Белев не склонен был к иронии и не знал, что отвечать. Все, что пришлось ему
слышать сегодня, вроде как бы и соответствовало характеру революционной
борьбы, в которой он участвовал, а вместе с тем он так же, как и шедший
рядом с ним отяжелевший комдив, не мог не уловить явной враждебности
Маяковского.
Я был, наверное, самым молодым в толпе, которая тогда толкалась в
университетских коридорах и заполняла аудитории. Мальчишек моего возраста на
нашем факультете не было. И жизненная зрелость моя, по-видимому, была ниже
всех остальных.
Университет в то время совершенно не походил на теперешние учебные
заведения. Утром в нем хозяйничал рабфак. Мы занимались вечером. В грязных,
нетопленых помещениях в новом здании на Моховой после пяти часов набивалось
так много народу, что трудно было протиснуться в аудитории. А когда впервые
объявили о лекции Бухарина, то народ не мог пролезть не только в аудиторию,
но даже в вестибюль и толпился во дворе.
Я пришел заранее, однако смог протолкнуться только до первой площадки
большой лестницы, ведущей в Коммунистическую аудиторию. Как ни подталкивали
сзади и как ни работал локтями я сам, пробиться дальше не удавалось. Вдруг я
увидел, что снизу, энергично расталкивая толпу, продвигается высокий,
здоровый парень, а впереди него - маленький улыбающийся человечек в потертой
кожаной куртке, с большим лысеющим лбом и рыжеватой кремлевской бородкой.
Он, быстро поворачиваясь то к одному, то к другому, утирал потное лицо
снятой буденовкой. Смеясь, кого-то в чем-то убеждал, а кругом тоже смеялись.
Когда он наконец приблизился, я услышал, как он говорит:
- Так я же Бухарин. Пропустите.
Мрачный брюнет в очках рядом со мной огрызнулся:
- Уже третий Бухарин лезет!
Бухарин опять засмеялся:
- Ну, придется предъявить документы!
Он порылся с боковом кармане и вытащил какой-то пропуск. Все мы, стоявшие
поблизости, стали его проталкивать, а сами двигаться за ним. Но скоро мы
остановились, поскольку продвигаться сквозь предельно спрессованную толпу
уже не могли. Бухарин картинно вздохнул: "Уфф!" - и остановился. Поднявшись
на цыпочки и посмотрев вперед, он обернулся к своему телохранителю и сказал:
- Ну, ничего не поделаешь! До следующего раза.
Они начали пробираться назад.
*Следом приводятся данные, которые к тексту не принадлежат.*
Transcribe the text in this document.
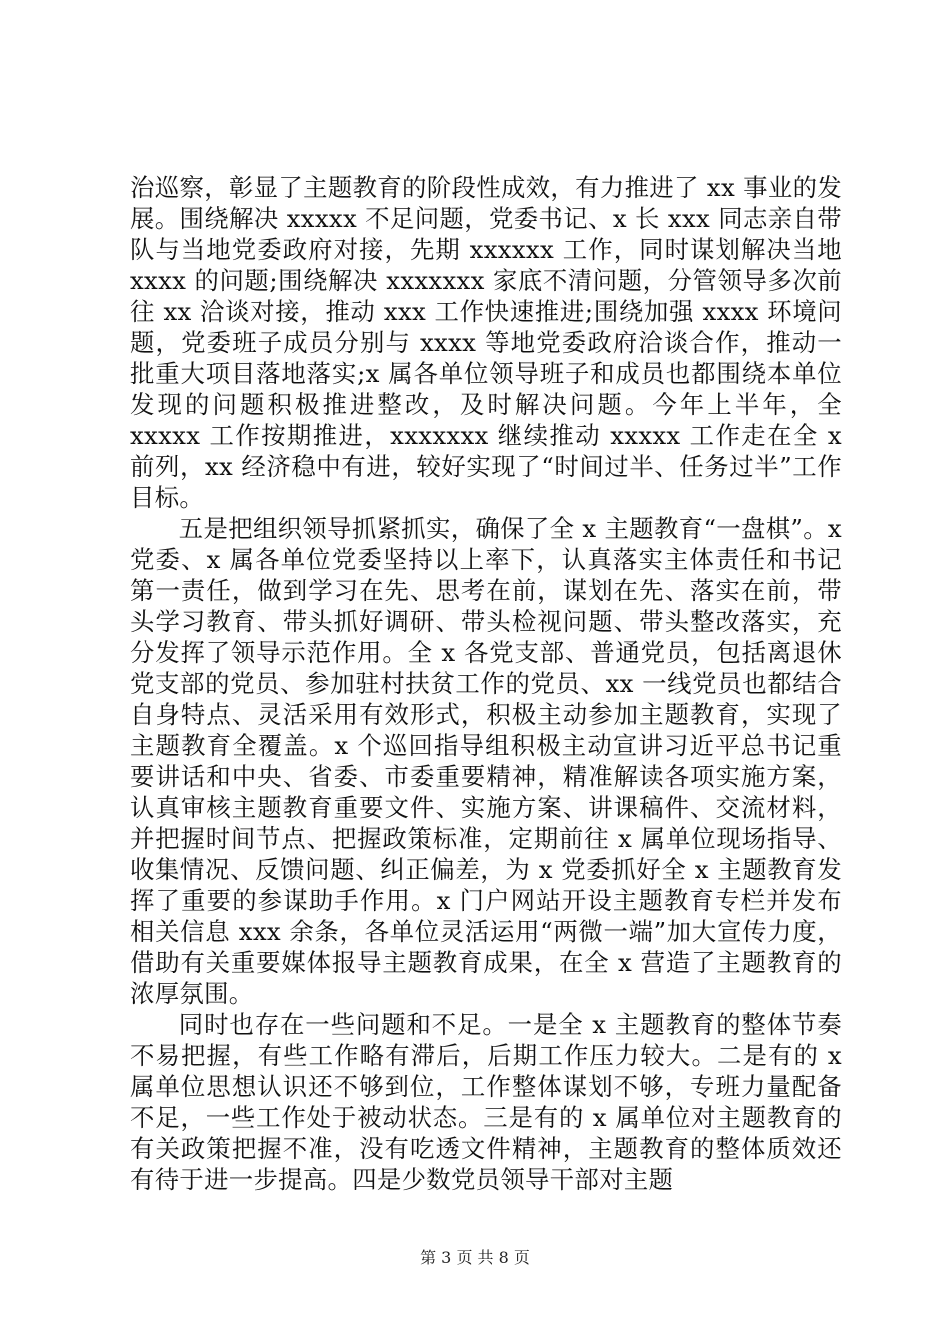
治巡察，彰显了主题教育的阶段性成效，有力推进了 xx 事业的发展。围绕解决 xxxxx 不足问题，党委书记、x 长 xxx 同志亲自带队与当地党委政府对接，先期 xxxxxx 工作，同时谋划解决当地 xxxx 的问题;围绕解决 xxxxxxx 家底不清问题，分管领导多次前往 xx 洽谈对接，推动 xxx 工作快速推进;围绕加强 xxxx 环境问题，党委班子成员分别与 xxxx 等地党委政府洽谈合作，推动一批重大项目落地落实;x 属各单位领导班子和成员也都围绕本单位发现的问题积极推进整改，及时解决问题。今年上半年，全 xxxxx 工作按期推进，xxxxxxx 继续推动 xxxxx 工作走在全 x 前列，xx 经济稳中有进，较好实现了“时间过半、任务过半”工作目标。

五是把组织领导抓紧抓实，确保了全 x 主题教育“一盘棋”。x 党委、x 属各单位党委坚持以上率下，认真落实主体责任和书记第一责任，做到学习在先、思考在前，谋划在先、落实在前，带头学习教育、带头抓好调研、带头检视问题、带头整改落实，充分发挥了领导示范作用。全 x 各党支部、普通党员，包括离退休党支部的党员、参加驻村扶贫工作的党员、xx 一线党员也都结合自身特点、灵活采用有效形式，积极主动参加主题教育，实现了主题教育全覆盖。x 个巡回指导组积极主动宣讲习近平总书记重要讲话和中央、省委、市委重要精神，精准解读各项实施方案，认真审核主题教育重要文件、实施方案、讲课稿件、交流材料，并把握时间节点、把握政策标准，定期前往 x 属单位现场指导、收集情况、反馈问题、纠正偏差，为 x 党委抓好全 x 主题教育发挥了重要的参谋助手作用。x 门户网站开设主题教育专栏并发布相关信息 xxx 余条，各单位灵活运用“两微一端”加大宣传力度，借助有关重要媒体报导主题教育成果，在全 x 营造了主题教育的浓厚氛围。

同时也存在一些问题和不足。一是全 x 主题教育的整体节奏不易把握，有些工作略有滞后，后期工作压力较大。二是有的 x 属单位思想认识还不够到位，工作整体谋划不够，专班力量配备不足，一些工作处于被动状态。三是有的 x 属单位对主题教育的有关政策把握不准，没有吃透文件精神，主题教育的整体质效还有待于进一步提高。四是少数党员领导干部对主题

第 3 页 共 8 页
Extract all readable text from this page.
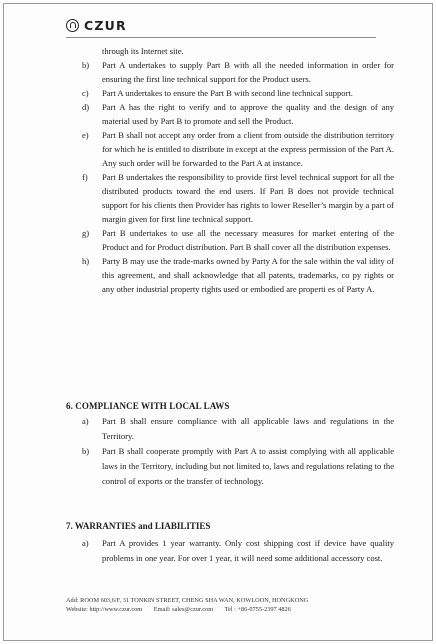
CZUR
through its Internet site.
b)	Part A undertakes to supply Part B with all the needed information in order for ensuring the first line technical support for the Product users.
c)	Part A undertakes to ensure the Part B with second line technical support.
d)	Part A has the right to verify and to approve the quality and the design of any material used by Part B to promote and sell the Product.
e)	Part B shall not accept any order from a client from outside the distribution territory for which he is entitled to distribute in except at the express permission of the Part A. Any such order will be forwarded to the Part A at instance.
f)	Part B undertakes the responsibility to provide first level technical support for all the distributed products toward the end users. If Part B does not provide technical support for his clients then Provider has rights to lower Reseller’s margin by a part of margin given for first line technical support.
g)	Part B undertakes to use all the necessary measures for market entering of the Product and for Product distribution. Part B shall cover all the distribution expenses.
h)	Party B may use the trade-marks owned by Party A for the sale within the val idity of this agreement, and shall acknowledge that all patents, trademarks, co py rights or any other industrial property rights used or embodied are properti es of Party A.
6. COMPLIANCE WITH LOCAL LAWS
a)	Part B shall ensure compliance with all applicable laws and regulations in the Territory.
b)	Part B shall cooperate promptly with Part A to assist complying with all applicable laws in the Territory, including but not limited to, laws and regulations relating to the control of exports or the transfer of technology.
7. WARRANTIES and LIABILITIES
a)	Part A provides 1 year warranty. Only cost shipping cost if device have quality problems in one year. For over 1 year, it will need some additional accessory cost.
Add: ROOM 603,6/F, 31 TONKIN STREET, CHENG SHA WAN, KOWLOON, HONGKONG
Website: http://www.czur.com Email: sales@czur.com Tel : +86-0755-2397 4826
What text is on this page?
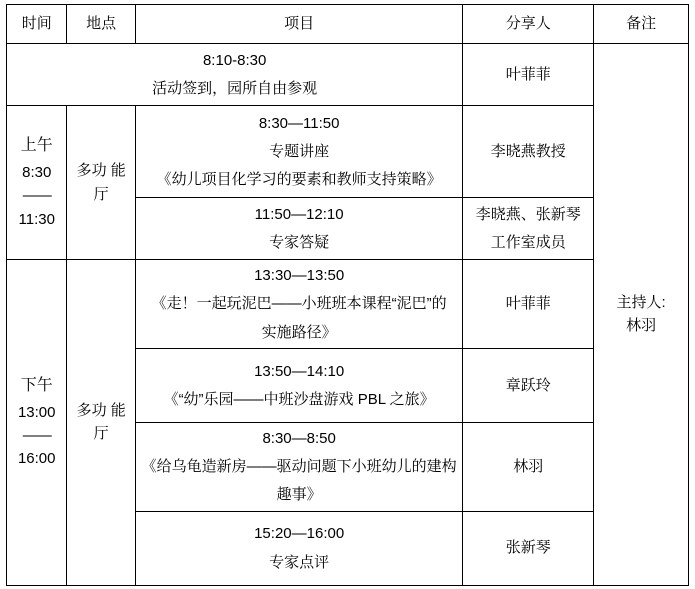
时间	地点	项目	分享人	备注

8:10-8:30
活动签到，园所自由参观			叶菲菲	主持人:
林羽

上午
8:30
——
11:30	多功 能厅	8:30—11:50
专题讲座
《幼儿项目化学习的要素和教师支持策略》	李晓燕教授	

		11:50—12:10
专家答疑	李晓燕、张新琴
工作室成员	

下午
13:00
——
16:00	多功 能厅	13:30—13:50
《走！一起玩泥巴——小班班本课程“泥巴”的
实施路径》	叶菲菲	

		13:50—14:10
《“幼”乐园——中班沙盘游戏 PBL 之旅》	章跃玲	

		8:30—8:50
《给乌龟造新房——驱动问题下小班幼儿的建构
趣事》	林羽	

		15:20—16:00
专家点评	张新琴	
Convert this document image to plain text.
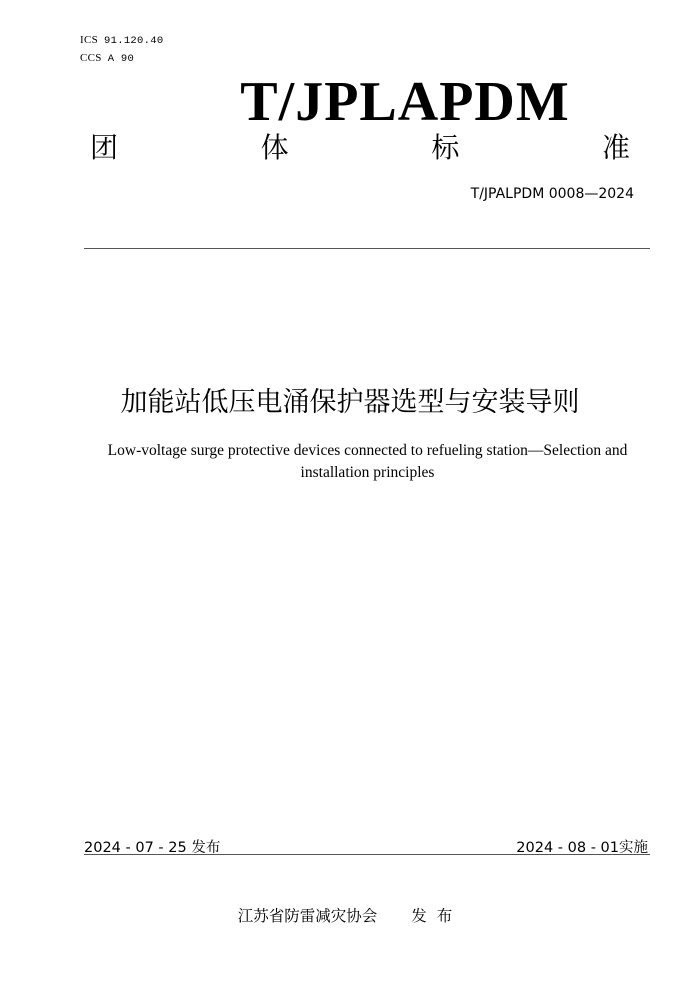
ICS 91.120.40
CCS A 90
T/JPLAPDM
团	体	标	准
T/JPALPDM 0008—2024
加能站低压电涌保护器选型与安装导则
Low-voltage surge protective devices connected to refueling station—Selection and installation principles
2024 - 07 - 25 发布	2024 - 08 - 01实施
江苏省防雷减灾协会 发布
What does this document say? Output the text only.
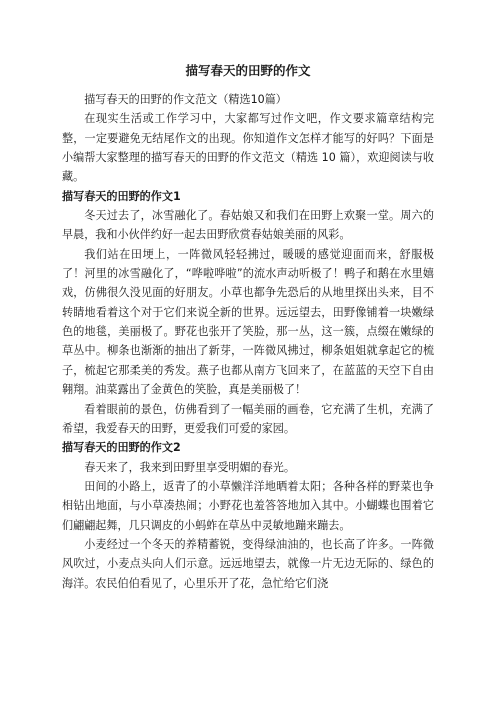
描写春天的田野的作文

描写春天的田野的作文范文（精选10篇）

在现实生活或工作学习中，大家都写过作文吧，作文要求篇章结构完整，一定要避免无结尾作文的出现。你知道作文怎样才能写的好吗？下面是小编帮大家整理的描写春天的田野的作文范文（精选 10 篇），欢迎阅读与收藏。

描写春天的田野的作文1

冬天过去了，冰雪融化了。春姑娘又和我们在田野上欢聚一堂。周六的早晨，我和小伙伴约好一起去田野欣赏春姑娘美丽的风彩。

我们站在田埂上，一阵微风轻轻拂过，暖暖的感觉迎面而来，舒服极了！河里的冰雪融化了，“哗啦哗啦”的流水声动听极了！鸭子和鹅在水里嬉戏，仿佛很久没见面的好朋友。小草也都争先恐后的从地里探出头来，目不转睛地看着这个对于它们来说全新的世界。远远望去，田野像铺着一块嫩绿色的地毯，美丽极了。野花也张开了笑脸，那一丛，这一簇，点缀在嫩绿的草丛中。柳条也渐渐的抽出了新芽，一阵微风拂过，柳条姐姐就拿起它的梳子，梳起它那柔美的秀发。燕子也都从南方飞回来了，在蓝蓝的天空下自由翱翔。油菜露出了金黄色的笑脸，真是美丽极了！

看着眼前的景色，仿佛看到了一幅美丽的画卷，它充满了生机，充满了希望，我爱春天的田野，更爱我们可爱的家园。

描写春天的田野的作文2

春天来了，我来到田野里享受明媚的春光。

田间的小路上，返青了的小草懒洋洋地晒着太阳；各种各样的野菜也争相钻出地面，与小草凑热闹；小野花也羞答答地加入其中。小蝴蝶也围着它们翩翩起舞，几只调皮的小蚂蚱在草丛中灵敏地蹦来蹦去。

小麦经过一个冬天的养精蓄锐，变得绿油油的，也长高了许多。一阵微风吹过，小麦点头向人们示意。远远地望去，就像一片无边无际的、绿色的海洋。农民伯伯看见了，心里乐开了花，急忙给它们浇
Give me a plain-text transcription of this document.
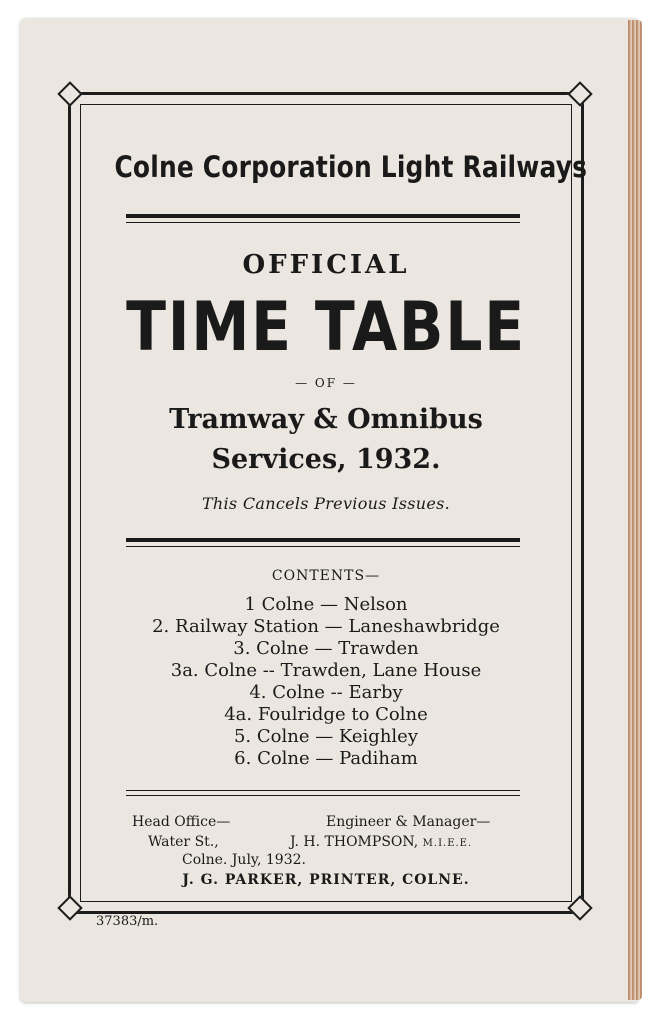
Colne Corporation Light Railways

OFFICIAL

TIME TABLE

— OF —

Tramway & Omnibus

Services, 1932.

This Cancels Previous Issues.

CONTENTS—

1 Colne — Nelson
2. Railway Station — Laneshawbridge
3. Colne — Trawden
3a. Colne -- Trawden, Lane House
4. Colne -- Earby
4a. Foulridge to Colne
5. Colne — Keighley
6. Colne — Padiham

Head Office—

Water St.,

Colne. July, 1932.

Engineer & Manager—

J. H. THOMPSON, M.I.E.E.

J. G. PARKER, PRINTER, COLNE.

37383/m.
Лекция не состоялась.
Кроме студентов, в университет приходило тогда множество посторонних;
никаких пропусков не спрашивали. Никто не раздевался. Бывшие солдаты,
отрастившие бороды или давно небритые, в грязных шинелях; недоучившиеся в
свое время учителя в перешитых из дореволюционных шуб кацавейках и бекешах;
разный народ, одетый в тулупы из кислой овчины; партийные и комсомольские
активисты в модных тогда куртках из моржового меха, разный люд в сапогах,
обмотках, валенках; женщины в кожаных куртках и кепках - все на этом учебном
базаре искали науку по своему вкусу.
Протиснувшись в аудиторию, они через головы стоявших у дверей смотрели, кто
и о чем читает лекцию, многие проталкивались обратно и шли искать что-нибудь
более подходящее для себя. Определенной программы на факультете не было.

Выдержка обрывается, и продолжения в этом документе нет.